= Aliaksandr Vasilievič =

Belarusian businessman and political prisoner

Aliaksandr (Saša) Vasilievič (Аляксандар (Саша) Васілевіч, also known as Aliaksandr Vasilevich; born 14 September 1974) is a Belarusian businessman, gallerist, publisher, opposition activist, and a former political prisoner.

== Career and imprisonment ==
Vasilievič is a co-founder of the online media outlets kyky.org and The Village Belarus, owner of the Vondel/Hepta agency and a former owner of the Ў Gallery of Contemporary Art.

On 28 July 2020 Vasilievič was detained by police in the KGB building in Minsk, after he tried to file a petition requesting the release on bail of the arrested presidential nominee Viktar Babaryka. The court of the Frunzienski district of Minsk sentenced Vasilievič to 14 days of administrative detention for his alleged participation in an unauthorized protest and chanting outside the KGB building ‘Freedom to Babaryka!’

On 28 August 2020 Vasilievič was detained by officers of the Department for Financial Investigations of the Committee of State Control. Prior to that, his apartment, office and the companies he managed had been searched. Like a number of other socio-political media outlets, the Village Belarus website was blocked by the Ministry of Information.

On 4 September 2020 Vasilievič was formally charged. Due to a non-disclosure agreement signed by his lawyer, it was unknown what charge the businessman was facing. Nevertheless, several media announced that Vasilievič was charged with tax evasion.

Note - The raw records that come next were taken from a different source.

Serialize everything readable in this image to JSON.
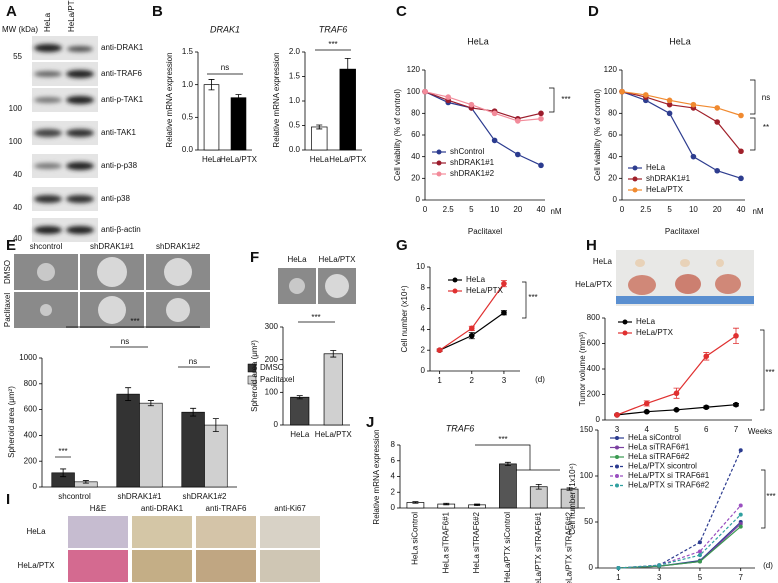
{
  "panel_letters": [
    "A",
    "B",
    "C",
    "D",
    "E",
    "F",
    "G",
    "H",
    "I",
    "J"
  ],
  "blot": {
    "mw_title": "MW (kDa)",
    "lanes": [
      "HeLa",
      "HeLa/PTX"
    ],
    "rows": [
      {
        "label": "anti-DRAK1",
        "mw": "55"
      },
      {
        "label": "anti-TRAF6",
        "mw": null
      },
      {
        "label": "anti-p-TAK1",
        "mw": "100"
      },
      {
        "label": "anti-TAK1",
        "mw": "100"
      },
      {
        "label": "anti-p-p38",
        "mw": "40"
      },
      {
        "label": "anti-p38",
        "mw": "40"
      },
      {
        "label": "anti-β-actin",
        "mw": "40"
      }
    ]
  },
  "spheroid_images_E": {
    "columns": [
      "shcontrol",
      "shDRAK1#1",
      "shDRAK1#2"
    ],
    "rows": [
      "DMSO",
      "Paclitaxel"
    ]
  },
  "spheroid_images_F": {
    "columns": [
      "HeLa",
      "HeLa/PTX"
    ]
  },
  "tumor_photo_H": {
    "rows": [
      "HeLa",
      "HeLa/PTX"
    ]
  },
  "histology_I": {
    "columns": [
      "H&E",
      "anti-DRAK1",
      "anti-TRAF6",
      "anti-Ki67"
    ],
    "rows": [
      "HeLa",
      "HeLa/PTX"
    ]
  },
  "chart_data": [
    {
      "type": "bar",
      "title": "DRAK1",
      "y_label": "Relative mRNA expression",
      "categories": [
        "HeLa",
        "HeLa/PTX"
      ],
      "values": [
        1.0,
        0.8
      ],
      "errors": [
        0.08,
        0.05
      ],
      "colors": [
        "#ffffff",
        "#000000"
      ],
      "ylim": [
        0,
        1.5
      ],
      "yticks": [
        {
          "value": 0,
          "label": "0.0"
        },
        0.5,
        {
          "value": 1,
          "label": "1.0"
        },
        1.5
      ],
      "annotations": [
        "ns"
      ]
    },
    {
      "type": "bar",
      "title": "TRAF6",
      "y_label": "Relative mRNA expression",
      "categories": [
        "HeLa",
        "HeLa/PTX"
      ],
      "values": [
        0.47,
        1.65
      ],
      "errors": [
        0.04,
        0.22
      ],
      "colors": [
        "#ffffff",
        "#000000"
      ],
      "ylim": [
        0,
        2
      ],
      "yticks": [
        {
          "value": 0,
          "label": "0.0"
        },
        0.5,
        {
          "value": 1,
          "label": "1.0"
        },
        1.5,
        {
          "value": 2,
          "label": "2.0"
        }
      ],
      "annotations": [
        "***"
      ]
    },
    {
      "type": "line",
      "title": "HeLa",
      "y_label": "Cell viability (% of control)",
      "x_label": "Paclitaxel",
      "x_unit": "nM",
      "categories": [
        "0",
        "2.5",
        "5",
        "10",
        "20",
        "40"
      ],
      "ylim": [
        0,
        120
      ],
      "yticks": [
        0,
        20,
        40,
        60,
        80,
        100,
        120
      ],
      "series": [
        {
          "name": "shControl",
          "color": "#2b3b8f",
          "values": [
            100,
            90,
            85,
            55,
            42,
            32
          ]
        },
        {
          "name": "shDRAK1#1",
          "color": "#9b1c2c",
          "values": [
            100,
            92,
            85,
            82,
            75,
            80
          ]
        },
        {
          "name": "shDRAK1#2",
          "color": "#f28b9a",
          "values": [
            100,
            95,
            88,
            80,
            73,
            75
          ]
        }
      ],
      "annotations": [
        "***"
      ]
    },
    {
      "type": "line",
      "title": "HeLa",
      "y_label": "Cell viability (% of control)",
      "x_label": "Paclitaxel",
      "x_unit": "nM",
      "categories": [
        "0",
        "2.5",
        "5",
        "10",
        "20",
        "40"
      ],
      "ylim": [
        0,
        120
      ],
      "yticks": [
        0,
        20,
        40,
        60,
        80,
        100,
        120
      ],
      "series": [
        {
          "name": "HeLa",
          "color": "#2e3d8f",
          "values": [
            100,
            92,
            80,
            40,
            27,
            20
          ]
        },
        {
          "name": "shDRAK1#1",
          "color": "#a0202a",
          "values": [
            100,
            95,
            88,
            85,
            72,
            45
          ]
        },
        {
          "name": "HeLa/PTX",
          "color": "#f08a30",
          "values": [
            100,
            97,
            92,
            88,
            85,
            78
          ]
        }
      ],
      "annotations": [
        "ns",
        "**"
      ]
    },
    {
      "type": "bar",
      "y_label": "Spheroid area (μm²)",
      "categories": [
        "shcontrol",
        "shDRAK1#1",
        "shDRAK1#2"
      ],
      "ylim": [
        0,
        1000
      ],
      "yticks": [
        0,
        200,
        400,
        600,
        800,
        1000
      ],
      "series": [
        {
          "name": "DMSO",
          "color": "#333333",
          "values": [
            110,
            720,
            580
          ],
          "errors": [
            30,
            50,
            30
          ]
        },
        {
          "name": "Paclitaxel",
          "color": "#d0d0d0",
          "values": [
            40,
            650,
            480
          ],
          "errors": [
            10,
            20,
            50
          ]
        }
      ],
      "annotations": [
        "***",
        "***",
        "ns",
        "ns"
      ]
    },
    {
      "type": "bar",
      "y_label": "Spheroid area (μm²)",
      "categories": [
        "HeLa",
        "HeLa/PTX"
      ],
      "values": [
        85,
        218
      ],
      "errors": [
        5,
        10
      ],
      "colors": [
        "#444444",
        "#d0d0d0"
      ],
      "ylim": [
        0,
        300
      ],
      "yticks": [
        0,
        100,
        200,
        300
      ],
      "annotations": [
        "***"
      ]
    },
    {
      "type": "line",
      "y_label": "Cell number (x10⁴)",
      "x": [
        1,
        2,
        3
      ],
      "xlim": [
        0.7,
        3.5
      ],
      "xticks": [
        1,
        2,
        3
      ],
      "x_unit": "(d)",
      "ylim": [
        0,
        10
      ],
      "yticks": [
        0,
        2,
        4,
        6,
        8,
        10
      ],
      "series": [
        {
          "name": "HeLa",
          "color": "#000000",
          "values": [
            2,
            3.4,
            5.6
          ],
          "errors": [
            0.1,
            0.3,
            0.2
          ]
        },
        {
          "name": "HeLa/PTX",
          "color": "#e03030",
          "values": [
            2,
            4.1,
            8.4
          ],
          "errors": [
            0.1,
            0.2,
            0.3
          ]
        }
      ],
      "annotations": [
        "***"
      ]
    },
    {
      "type": "line",
      "y_label": "Tumor volume (mm³)",
      "x_unit": "Weeks",
      "categories": [
        "3",
        "4",
        "5",
        "6",
        "7"
      ],
      "ylim": [
        0,
        800
      ],
      "yticks": [
        0,
        200,
        400,
        600,
        800
      ],
      "series": [
        {
          "name": "HeLa",
          "color": "#000000",
          "values": [
            40,
            65,
            80,
            100,
            120
          ],
          "errors": [
            5,
            5,
            5,
            10,
            10
          ]
        },
        {
          "name": "HeLa/PTX",
          "color": "#e03030",
          "values": [
            40,
            130,
            210,
            500,
            660
          ],
          "errors": [
            5,
            20,
            40,
            30,
            60
          ]
        }
      ],
      "annotations": [
        "***"
      ]
    },
    {
      "type": "bar",
      "title": "TRAF6",
      "y_label": "Relative mRNA expression",
      "categories": [
        "HeLa siControl",
        "HeLa siTRAF6#1",
        "HeLa siTRAF6#2",
        "HeLa/PTX siControl",
        "HeLa/PTX siTRAF6#1",
        "HeLa/PTX siTRAF6#2"
      ],
      "values": [
        0.7,
        0.5,
        0.4,
        5.6,
        2.7,
        2.4
      ],
      "errors": [
        0.1,
        0.1,
        0.1,
        0.2,
        0.3,
        0.15
      ],
      "colors": [
        "#ffffff",
        "#ffffff",
        "#ffffff",
        "#555555",
        "#cccccc",
        "#cccccc"
      ],
      "ylim": [
        0,
        8
      ],
      "yticks": [
        0,
        2,
        4,
        6,
        8
      ],
      "annotations": [
        "***"
      ]
    },
    {
      "type": "line",
      "y_label": "Cell number (1x10⁴)",
      "x": [
        1,
        3,
        5,
        7
      ],
      "xlim": [
        0,
        7.7
      ],
      "xticks": [
        1,
        3,
        5,
        7
      ],
      "x_unit": "(d)",
      "ylim": [
        0,
        150
      ],
      "yticks": [
        0,
        50,
        100,
        150
      ],
      "series": [
        {
          "name": "HeLa siControl",
          "color": "#2b3b8f",
          "values": [
            0,
            2,
            8,
            50
          ]
        },
        {
          "name": "HeLa siTRAF6#1",
          "color": "#7a3fa0",
          "values": [
            0,
            2,
            7,
            48
          ]
        },
        {
          "name": "HeLa siTRAF6#2",
          "color": "#3a9a50",
          "values": [
            0,
            2,
            7,
            45
          ]
        },
        {
          "name": "HeLa/PTX sicontrol",
          "color": "#2b3b8f",
          "dashed": true,
          "values": [
            0,
            3,
            28,
            128
          ]
        },
        {
          "name": "HeLa/PTX si TRAF6#1",
          "color": "#9a4fc0",
          "dashed": true,
          "values": [
            0,
            3,
            18,
            68
          ]
        },
        {
          "name": "HeLa/PTX si TRAF6#2",
          "color": "#30a0a0",
          "dashed": true,
          "values": [
            0,
            3,
            14,
            58
          ]
        }
      ],
      "annotations": [
        "***"
      ]
    }
  ]
}
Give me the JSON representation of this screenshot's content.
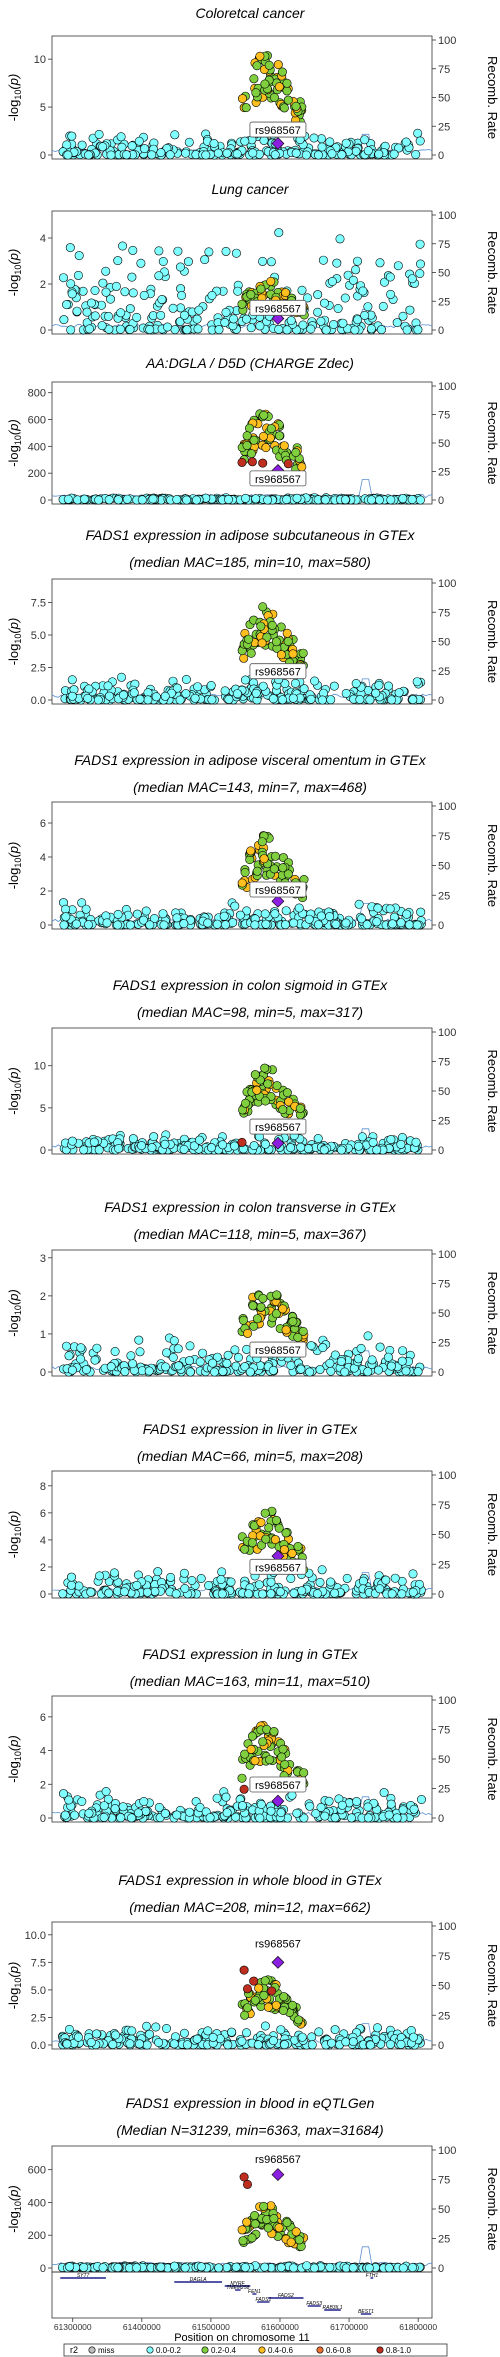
{
  "chart_data": {
    "type": "scatter",
    "snp_label": "rs968567",
    "ylabel": "-log10(p)",
    "y2label": "Recomb. Rate",
    "y2lim": [
      0,
      100
    ],
    "y2ticks": [
      0,
      25,
      50,
      75,
      100
    ],
    "x_axis_title": "Position on chromosome 11",
    "xlim": [
      61270000,
      61820000
    ],
    "xticks": [
      61300000,
      61400000,
      61500000,
      61600000,
      61700000,
      61800000
    ],
    "xtick_labels": [
      "61300000",
      "61400000",
      "61500000",
      "61600000",
      "61700000",
      "61800000"
    ],
    "snp_position": 61597000,
    "legend": {
      "title": "r2",
      "entries": [
        {
          "label": "miss",
          "color": "#bfbfbf"
        },
        {
          "label": "0.0-0.2",
          "color": "#7fffff"
        },
        {
          "label": "0.2-0.4",
          "color": "#7fcf3f"
        },
        {
          "label": "0.4-0.6",
          "color": "#ffbf1f"
        },
        {
          "label": "0.6-0.8",
          "color": "#ef6f2f"
        },
        {
          "label": "0.8-1.0",
          "color": "#bf2f1f"
        }
      ]
    },
    "index_color": "#8b1fdf",
    "panels": [
      {
        "title": "Coloretcal cancer",
        "subtitle": "",
        "ylim": [
          0,
          12
        ],
        "yticks": [
          0,
          5,
          10
        ],
        "ytick_labels": [
          "0",
          "5",
          "10"
        ],
        "peak": 10.8,
        "bg": 1.6,
        "index_y": 1.2,
        "label_y": 2.5,
        "label_above": false,
        "red": []
      },
      {
        "title": "Lung cancer",
        "subtitle": "",
        "ylim": [
          0,
          5
        ],
        "yticks": [
          0,
          2,
          4
        ],
        "ytick_labels": [
          "0",
          "2",
          "4"
        ],
        "peak": 2.2,
        "bg": 3.0,
        "index_y": 0.5,
        "label_y": 0.9,
        "label_above": false,
        "red": []
      },
      {
        "title": "AA:DGLA / D5D (CHARGE Zdec)",
        "subtitle": "",
        "ylim": [
          0,
          850
        ],
        "yticks": [
          0,
          200,
          400,
          600,
          800
        ],
        "ytick_labels": [
          "0",
          "200",
          "400",
          "600",
          "800"
        ],
        "peak": 680,
        "bg": 12,
        "index_y": 220,
        "label_y": 150,
        "label_above": false,
        "red": [
          [
            61545000,
            280
          ],
          [
            61560000,
            285
          ],
          [
            61575000,
            275
          ],
          [
            61612000,
            270
          ]
        ]
      },
      {
        "title": "FADS1 expression in adipose subcutaneous in GTEx",
        "subtitle": "(median MAC=185, min=10, max=580)",
        "ylim": [
          0,
          9
        ],
        "yticks": [
          0,
          2.5,
          5,
          7.5
        ],
        "ytick_labels": [
          "0.0",
          "2.5",
          "5.0",
          "7.5"
        ],
        "peak": 7.4,
        "bg": 1.2,
        "index_y": 2.2,
        "label_y": 2.1,
        "label_above": false,
        "red": []
      },
      {
        "title": "FADS1 expression in adipose visceral omentum in GTEx",
        "subtitle": "(median MAC=143, min=7, max=468)",
        "ylim": [
          0,
          7
        ],
        "yticks": [
          0,
          2,
          4,
          6
        ],
        "ytick_labels": [
          "0",
          "2",
          "4",
          "6"
        ],
        "peak": 5.3,
        "bg": 0.9,
        "index_y": 1.4,
        "label_y": 2.0,
        "label_above": false,
        "red": []
      },
      {
        "title": "FADS1 expression in colon sigmoid in GTEx",
        "subtitle": "(median MAC=98, min=5, max=317)",
        "ylim": [
          0,
          14
        ],
        "yticks": [
          0,
          5,
          10
        ],
        "ytick_labels": [
          "0",
          "5",
          "10"
        ],
        "peak": 10.3,
        "bg": 1.2,
        "index_y": 0.8,
        "label_y": 2.6,
        "label_above": false,
        "red": [
          [
            61545000,
            0.9
          ]
        ]
      },
      {
        "title": "FADS1 expression in colon transverse in GTEx",
        "subtitle": "(median MAC=118, min=5, max=367)",
        "ylim": [
          0,
          3.1
        ],
        "yticks": [
          0,
          1,
          2,
          3
        ],
        "ytick_labels": [
          "0",
          "1",
          "2",
          "3"
        ],
        "peak": 2.3,
        "bg": 0.6,
        "index_y": 0.6,
        "label_y": 0.55,
        "label_above": false,
        "red": []
      },
      {
        "title": "FADS1 expression in liver in GTEx",
        "subtitle": "(median MAC=66, min=5, max=208)",
        "ylim": [
          0,
          8.8
        ],
        "yticks": [
          0,
          2,
          4,
          6,
          8
        ],
        "ytick_labels": [
          "0",
          "2",
          "4",
          "6",
          "8"
        ],
        "peak": 6.3,
        "bg": 1.2,
        "index_y": 2.8,
        "label_y": 1.9,
        "label_above": false,
        "red": []
      },
      {
        "title": "FADS1 expression in lung in GTEx",
        "subtitle": "(median MAC=163, min=11, max=510)",
        "ylim": [
          0,
          7
        ],
        "yticks": [
          0,
          2,
          4,
          6
        ],
        "ytick_labels": [
          "0",
          "2",
          "4",
          "6"
        ],
        "peak": 5.7,
        "bg": 1.1,
        "index_y": 1.0,
        "label_y": 1.9,
        "label_above": false,
        "red": [
          [
            61548000,
            1.7
          ]
        ]
      },
      {
        "title": "FADS1 expression in whole blood in GTEx",
        "subtitle": "(median MAC=208, min=12, max=662)",
        "ylim": [
          0,
          10.8
        ],
        "yticks": [
          0,
          2.5,
          5,
          7.5,
          10
        ],
        "ytick_labels": [
          "0.0",
          "2.5",
          "5.0",
          "7.5",
          "10.0"
        ],
        "peak": 6.0,
        "bg": 1.2,
        "index_y": 7.5,
        "label_y": 9.1,
        "label_above": true,
        "red": [
          [
            61548000,
            6.8
          ],
          [
            61553000,
            5.1
          ],
          [
            61588000,
            4.9
          ],
          [
            61562000,
            5.8
          ]
        ]
      },
      {
        "title": "FADS1 expression in blood in eQTLGen",
        "subtitle": "(Median N=31239, min=6363, max=31684)",
        "ylim": [
          0,
          720
        ],
        "yticks": [
          0,
          200,
          400,
          600
        ],
        "ytick_labels": [
          "0",
          "200",
          "400",
          "600"
        ],
        "peak": 390,
        "bg": 10,
        "index_y": 570,
        "label_y": 660,
        "label_above": true,
        "red": [
          [
            61548000,
            555
          ],
          [
            61553000,
            510
          ]
        ]
      }
    ],
    "genes": [
      {
        "name": "SYT7",
        "start": 61282000,
        "end": 61348000,
        "row": 0
      },
      {
        "name": "DAGLA",
        "start": 61447000,
        "end": 61516000,
        "row": 1
      },
      {
        "name": "MYRF",
        "start": 61520000,
        "end": 61557000,
        "row": 2
      },
      {
        "name": "TMEM258",
        "start": 61535000,
        "end": 61543000,
        "row": 3
      },
      {
        "name": "FEN1",
        "start": 61560000,
        "end": 61566000,
        "row": 4
      },
      {
        "name": "FADS2",
        "start": 61583000,
        "end": 61634000,
        "row": 5
      },
      {
        "name": "FADS1",
        "start": 61567000,
        "end": 61585000,
        "row": 6
      },
      {
        "name": "FADS3",
        "start": 61640000,
        "end": 61659000,
        "row": 7
      },
      {
        "name": "RAB3IL1",
        "start": 61664000,
        "end": 61688000,
        "row": 8
      },
      {
        "name": "BEST1",
        "start": 61717000,
        "end": 61732000,
        "row": 9
      },
      {
        "name": "FTH1",
        "start": 61731000,
        "end": 61735000,
        "row": 0
      }
    ]
  }
}
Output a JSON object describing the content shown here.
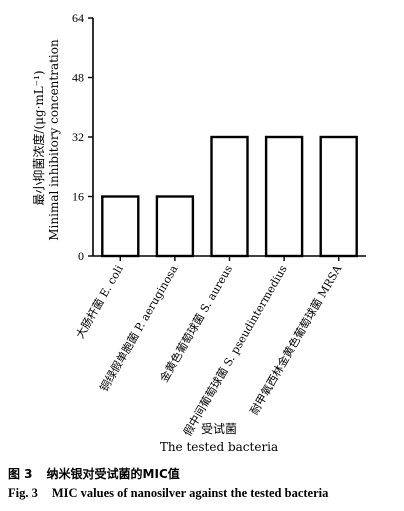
{
  "chart_data": {
    "type": "bar",
    "categories": [
      "大肠杆菌 E. coli",
      "铜绿假单胞菌 P. aeruginosa",
      "金黄色葡萄球菌 S. aureus",
      "假中间葡萄球菌 S. pseudintermedius",
      "耐甲氧西林金黄色葡萄球菌 MRSA"
    ],
    "values": [
      16,
      16,
      32,
      32,
      32
    ],
    "ylim": [
      0,
      64
    ],
    "yticks": [
      0,
      16,
      32,
      48,
      64
    ],
    "ylabel_cn": "最小抑菌浓度/(μg·mL⁻¹)",
    "ylabel_en": "Minimal inhibitory concentration",
    "xlabel_cn": "受试菌",
    "xlabel_en": "The tested bacteria",
    "bar_fill": "#ffffff",
    "bar_stroke": "#000000",
    "grid": false
  },
  "caption": {
    "cn_number": "图 3",
    "cn_text": "纳米银对受试菌的MIC值",
    "en_number": "Fig. 3",
    "en_text": "MIC values of nanosilver against the tested bacteria"
  }
}
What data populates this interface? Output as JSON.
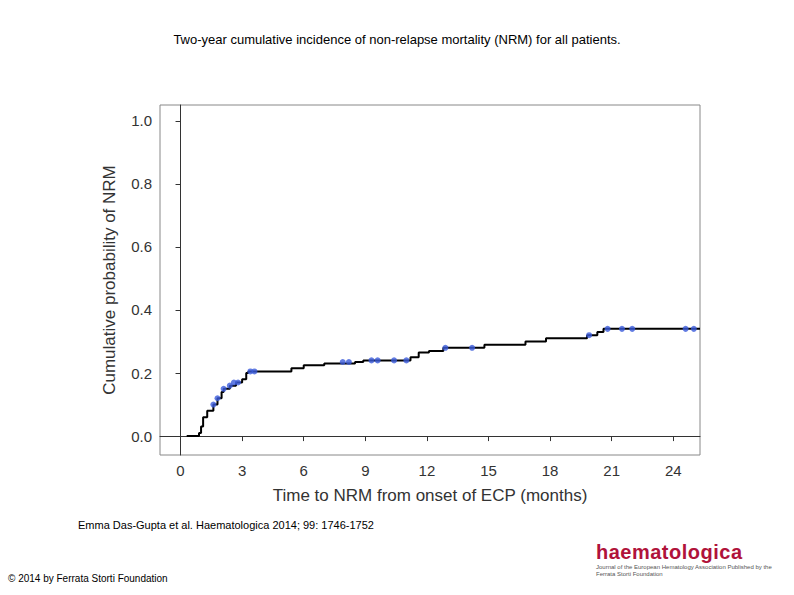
{
  "chart_data": {
    "type": "line",
    "title": "Two-year cumulative incidence of non-relapse mortality (NRM) for all patients.",
    "x_label": "Time to NRM from onset of ECP (months)",
    "y_label": "Cumulative probability of NRM",
    "xlim": [
      -1,
      25.3
    ],
    "xticks": [
      0,
      3,
      6,
      9,
      12,
      15,
      18,
      21,
      24
    ],
    "ylim": [
      -0.06,
      1.05
    ],
    "yticks": [
      {
        "value": 0,
        "label": "0.0"
      },
      {
        "value": 0.2,
        "label": "0.2"
      },
      {
        "value": 0.4,
        "label": "0.4"
      },
      {
        "value": 0.6,
        "label": "0.6"
      },
      {
        "value": 0.8,
        "label": "0.8"
      },
      {
        "value": 1,
        "label": "1.0"
      }
    ],
    "grid": false,
    "series": [
      {
        "type": "step",
        "color": "#000000",
        "line_style": "solid",
        "x": [
          0.3,
          0.9,
          1.0,
          1.1,
          1.3,
          1.6,
          1.8,
          2.0,
          2.1,
          2.4,
          2.7,
          3.0,
          3.2,
          3.3,
          5.4,
          6.0,
          7.0,
          8.5,
          8.9,
          11.2,
          11.6,
          12.1,
          12.8,
          14.8,
          16.8,
          17.8,
          19.8,
          20.3,
          20.6,
          25.3
        ],
        "values": [
          0,
          0.01,
          0.03,
          0.06,
          0.08,
          0.1,
          0.12,
          0.14,
          0.15,
          0.16,
          0.17,
          0.18,
          0.2,
          0.205,
          0.215,
          0.225,
          0.23,
          0.235,
          0.24,
          0.25,
          0.265,
          0.27,
          0.28,
          0.29,
          0.3,
          0.31,
          0.32,
          0.33,
          0.34,
          0.34
        ]
      },
      {
        "type": "scatter",
        "color": "#3b5bdb",
        "marker": "circle",
        "x": [
          1.6,
          1.8,
          2.1,
          2.4,
          2.6,
          2.8,
          3.4,
          3.6,
          7.9,
          8.2,
          9.3,
          9.6,
          10.4,
          11.0,
          12.9,
          14.2,
          19.9,
          20.8,
          21.5,
          22.0,
          24.6,
          25.0
        ],
        "values": [
          0.1,
          0.12,
          0.15,
          0.16,
          0.17,
          0.17,
          0.205,
          0.205,
          0.235,
          0.235,
          0.24,
          0.24,
          0.24,
          0.24,
          0.28,
          0.28,
          0.32,
          0.34,
          0.34,
          0.34,
          0.34,
          0.34
        ]
      }
    ]
  },
  "page": {
    "citation": "Emma Das-Gupta et al. Haematologica 2014; 99: 1746-1752",
    "copyright": "© 2014 by Ferrata Storti Foundation",
    "logo": "haematologica",
    "logo_subtitle": "Journal of the European Hematology Association Published by the Ferrata Storti Foundation"
  }
}
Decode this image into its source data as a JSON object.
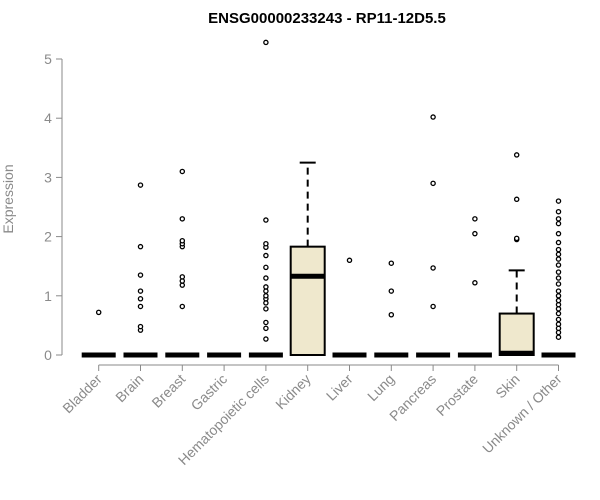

On 7 September 2020 Vasilievič was declared political prisoner by human rights organisations which explained that:

“The arrest of Aliaksandr Vasilevich […] is a continuation of the wave of repression that was triggered by the calling of the presidential election by the parliament in early May. […] The repression intensified in the post-election period, leading to a sharp increase in the number of people detained and arrested for political reasons. […] Given these circumstances, we conclude that the real grounds for the criminal prosecution […] are political motives aimed at terminating or decreasing their public activities.”

On 10 October 2020 Vasilievič was present in the KGB pre-trial detention centre at a meeting of Lukashenka with his main political opponents.

After a year and five months in custody, on 4 February 2022, the court declared Vasilievič guilty and sentenced him to three years in a corrective labor colony. He was released in the courtroom due to the expiry of the period of prosecution. Five months after his release, the businessman left Belarus.

== Family ==
Vasilievič is married to Nadzeya Zeliankova who is also a suspect in Vasilievič's criminal case. They have two daughters. The younger, Uršulia, was born during her father's detention. The family was forced into exile.